ID :
78996
Tue, 09/08/2009 - 11:17
Auther :

Bank of Korea to freeze key rate for Sept.: poll

SEOUL, Sept. 8 (Yonhap) -- South Korea's central bank is widely expected to keep its key interest rate unchanged for September for a seventh month as a nascent economic recovery has yet to show itself to be sustainable, a poll showed Tuesday.

Economists at 16 financial institutions predicted that the Bank of Korea (BOK)
will freeze the benchmark seven-day repo rate at a record low of 2 percent on
Thursday, according to the poll by Yonhap Infomax, the financial news arm of
Yonhap News Agency.
The BOK cut the key rate by a total of 3.25 percentage points between October and
February in an effort to put the brakes on a sharp economic freefall.
"The BOK is expected to hold the rate in September as it will take considerable
time for the economy to enter a full-fledged recovery phase while inflationary
pressure is tame," said Lee Sung-kwon, an economist at Shinhan Investment Corp.
A batch of economic data are underpinning growing optimism that the South Korean
economy, Asia's fourth-largest, has passed its worst downturn in more than a
decade, although the economic outlook is still murky.
South Korea's industrial output posted its first annual rise in 10 months in
July, while a set of business and consumer confidence indicators rose to
multiple-year highs in August.
Korea's consumer inflation remained relatively low at 2.2 percent for the month,
though it grew at the fastest pace in three months.
Experts say that discussions over the timing of a rate hike will emerge down the
road, but that it is premature for the BOK to end its softer monetary stance
given the still-fragile economic recovery.
After August's rate-setting meeting, BOK Gov.

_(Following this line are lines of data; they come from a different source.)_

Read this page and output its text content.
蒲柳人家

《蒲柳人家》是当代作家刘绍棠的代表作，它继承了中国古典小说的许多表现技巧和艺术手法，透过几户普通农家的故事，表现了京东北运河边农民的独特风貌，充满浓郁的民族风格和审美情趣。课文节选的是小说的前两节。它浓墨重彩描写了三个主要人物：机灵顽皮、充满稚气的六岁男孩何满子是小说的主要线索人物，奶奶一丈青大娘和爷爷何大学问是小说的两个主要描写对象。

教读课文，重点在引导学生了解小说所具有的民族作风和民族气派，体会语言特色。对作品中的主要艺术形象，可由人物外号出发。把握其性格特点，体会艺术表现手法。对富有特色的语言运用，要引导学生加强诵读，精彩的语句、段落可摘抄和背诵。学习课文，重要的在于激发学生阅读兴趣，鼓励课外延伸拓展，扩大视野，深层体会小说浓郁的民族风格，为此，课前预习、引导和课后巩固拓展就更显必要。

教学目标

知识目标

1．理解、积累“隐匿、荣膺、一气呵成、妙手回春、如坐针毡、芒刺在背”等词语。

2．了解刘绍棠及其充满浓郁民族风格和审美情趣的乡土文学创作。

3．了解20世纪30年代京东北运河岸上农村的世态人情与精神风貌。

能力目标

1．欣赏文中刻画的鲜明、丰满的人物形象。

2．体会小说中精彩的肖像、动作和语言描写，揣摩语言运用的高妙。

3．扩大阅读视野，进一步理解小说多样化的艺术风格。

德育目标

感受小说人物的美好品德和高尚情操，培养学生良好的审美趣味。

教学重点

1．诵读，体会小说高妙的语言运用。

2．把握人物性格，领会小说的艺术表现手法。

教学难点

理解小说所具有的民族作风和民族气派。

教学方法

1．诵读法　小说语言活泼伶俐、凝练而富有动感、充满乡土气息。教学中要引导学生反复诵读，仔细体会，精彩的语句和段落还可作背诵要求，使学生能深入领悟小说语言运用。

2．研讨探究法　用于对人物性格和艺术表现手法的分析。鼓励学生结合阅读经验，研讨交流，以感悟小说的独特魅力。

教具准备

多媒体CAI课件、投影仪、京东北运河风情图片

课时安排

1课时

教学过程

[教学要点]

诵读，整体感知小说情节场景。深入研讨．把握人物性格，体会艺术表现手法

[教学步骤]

Lee Seong-tae hinted that the bank
will likely mull raising the rate, saying that it will keep a wary eye on
economic trends during the third quarter.
"Talk about a rate hike is heating up, but I think there is a slim possibility
that the BOK will raise borrowing costs within the year," said Gong Dong-rak, a
fixed-income analyst at Taurus Investment & Securities Co. "Starting in the
fourth quarter, it may consider a rate hike and make a rate increase in the first
quarter of next year."
The Korean economy grew 2.6 percent in the second quarter from three months
earlier, on the back of the government's economic stimulus package. The BOK said
the effects of strong fiscal spending could wane down the road, which may cause
second-half growth to slow down.
The government has reiterated that it will stick to its "expansionary" economic
policy, as it is too early to say that the economy is making a full recovery.